Além do desconforto com a assinatura daquele contrato às vésperas de uma eleição presidencial que indicava ampla preferência para Lula, Pinheiro também questionava o valor dos serviços cobrados, cujas taxas incidiam sobre todos os tipos de ativos da Petros, inclusive os bens imobiliários. “Pagar uma taxa pela administração fiduciária de imóveis é um absurdo, pois não movimentamos esses ativos”, dizia ele à época. “É pagar taxa para administrar algo que fica parado por anos”.
A falta de sintonia entre as duas partes era notória. Em junho do ano passado, segundo o diretor comercial da Mellon, Roberto Pitta, a diretoria financeira da Petros chamou a administradora e comunicou que “o modelo do contrato era inadequado”. Entre outras coisas, porque previa uma sanção pecuniária à Petros no caso de rompimento e não previa o mesmo tratamento à administradora se a iniciativa do rompimento partisse dela.
“Mas, mostramos a eles que o contrato previa que teríamos que esperar o tempo necessário até que a fundação encontrasse outro administrador substituto”, explica Pitta. Não convenceu. O contrato previa um período de negociação para discutir as divergências, o que efetivamente foi feito, entre setembro e novembro de 2003. Nesse período, segundo uma carta publicada pela Petros no seu jornal interno aos participantes, foram encontrados vários “erros ou falhas” de execução do contrato. Isso daria à fundação o direito de romper unilateralmente o compromisso.
Para Pitta, o contrato tinha “realmente uma cláusula que permitia o rompimento unilateral caso ficasse comprovado a existência de 8 ou mais erros, no mês, na execução do contrato, mas os erros que a direção da Petros apontou são, francamente, ridículos”. Segundo ele, eram erros banais, como lançamento com datas erradas, por exemplo.
Rompimento – Segundo a assessoria de comunicação da Petros, a fundação não iria comentar o caso uma vez que ele está sendo tratado judicialmente.

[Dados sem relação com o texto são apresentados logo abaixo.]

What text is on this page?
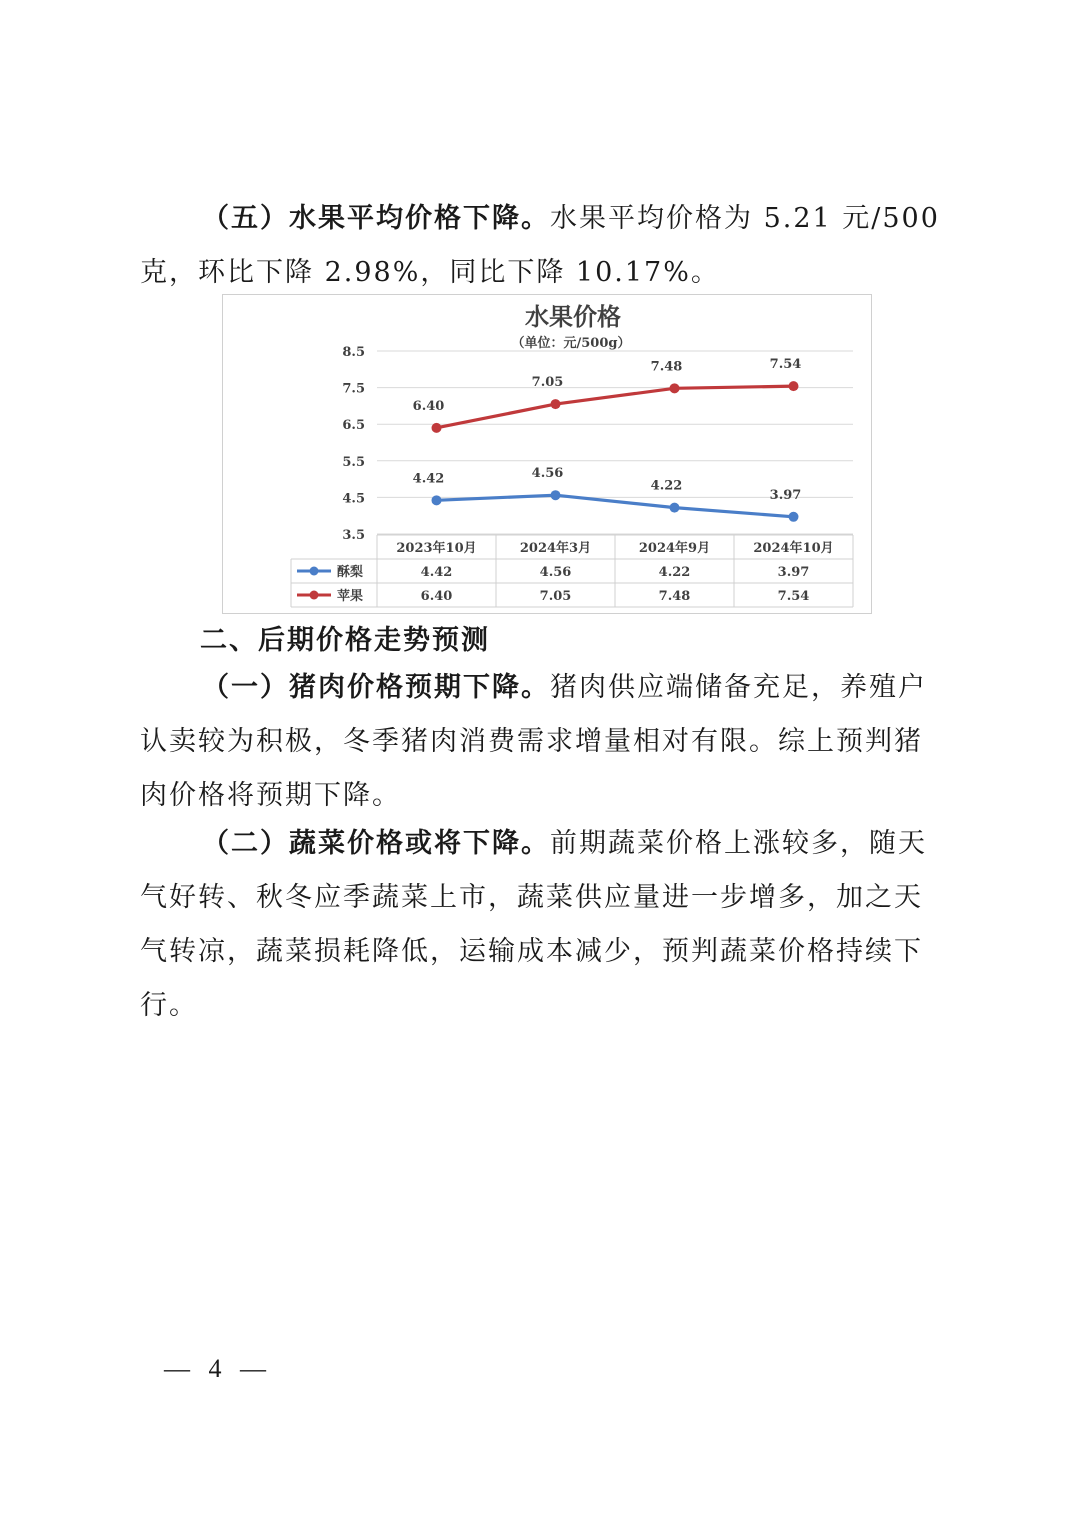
（五）水果平均价格下降。水果平均价格为 5.21 元/500 克，环比下降 2.98%，同比下降 10.17%。

水果价格
（单位：元/500g）
8.5
7.5
6.5
5.5
4.5
3.5
4.42	4.56
4.22
3.97
6.40
7.05
7.48	7.54
2023年10月	2024年3月	2024年9月	2024年10月
酥梨	4.42	4.56	4.22	3.97
苹果	6.40	7.05	7.48	7.54

二、后期价格走势预测

（一）猪肉价格预期下降。猪肉供应端储备充足，养殖户认卖较为积极，冬季猪肉消费需求增量相对有限。综上预判猪肉价格将预期下降。

（二）蔬菜价格或将下降。前期蔬菜价格上涨较多，随天气好转、秋冬应季蔬菜上市，蔬菜供应量进一步增多，加之天气转凉，蔬菜损耗降低，运输成本减少，预判蔬菜价格持续下行。

— 4 —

Segundo o diretor da Mellon, em dezembro a empresa foi comunicada do rompimento do contrato e instruída a repassar à BB DTVM a administração fiduciária de parte dos ativos, principalmente dos fundos de investimento. A parcela restante seria administrada internamente, por equipe da própria fundação.
Na carta que divulgou aos participantes, lê-se que “a diretoria da Petros, com a aprovação do Conselho Deliberativo, que é o órgão máximo da instituição, rescindiu o contrato de prestação de serviços de controle e administração de ativos e outros pactos com a Mellon Brascan DTVM, no dia 19 de dezembro de 2003”.
A Mellon está entrando com um pedido de “ressarcimento pecuniário” pelo rompimento do contrato, junto a uma câmara arbitral. Segundo Pitta, que evita falar em valores, o contrato previa a utilização dessas câmaras arbitrais, com um juiz indicado por cada parte, ao invés dos tribunais judiciais para dirimir essas questões. A Mellon está buscando discutir o assunto na Câmara de Comércio Brasil Estados Unidos.
Prejuízos – “Eles devem nos ressarcir dos nossos prejuízos”, diz Pitta. Segundo ele, a Mellon tinha feito investimentos pesados em sistemas de controle, back-office e compliance, além de empregar 20 pessoas exclusivamente no atendimento às demandas da fundação. O assunto ganhou tal relevância que o próprio presidente da Mellon dos EUA veio ao Brasil para acompanhar o andamento do caso, diz Pitta.
Além da Petros, a Mellon faz a administração fiduciária dos recursos das fundações da Volkswagem, da Siemens, do BNDES, da Bosch, da Cofap, da Previsa, Cifrão e Previnor. Sem os recursos da Petros, o volume administrado em fidúcia pela Mellon cai de cerca de R$ 30 bilhões para algo em torno de R$ 10 bilhões. “O rompimento do contrato com a Petros não arranha a nossa imagem”, diz Pitta. “Todo o sistema sabe que estamos saindo por uma questão política e não por incompetência”.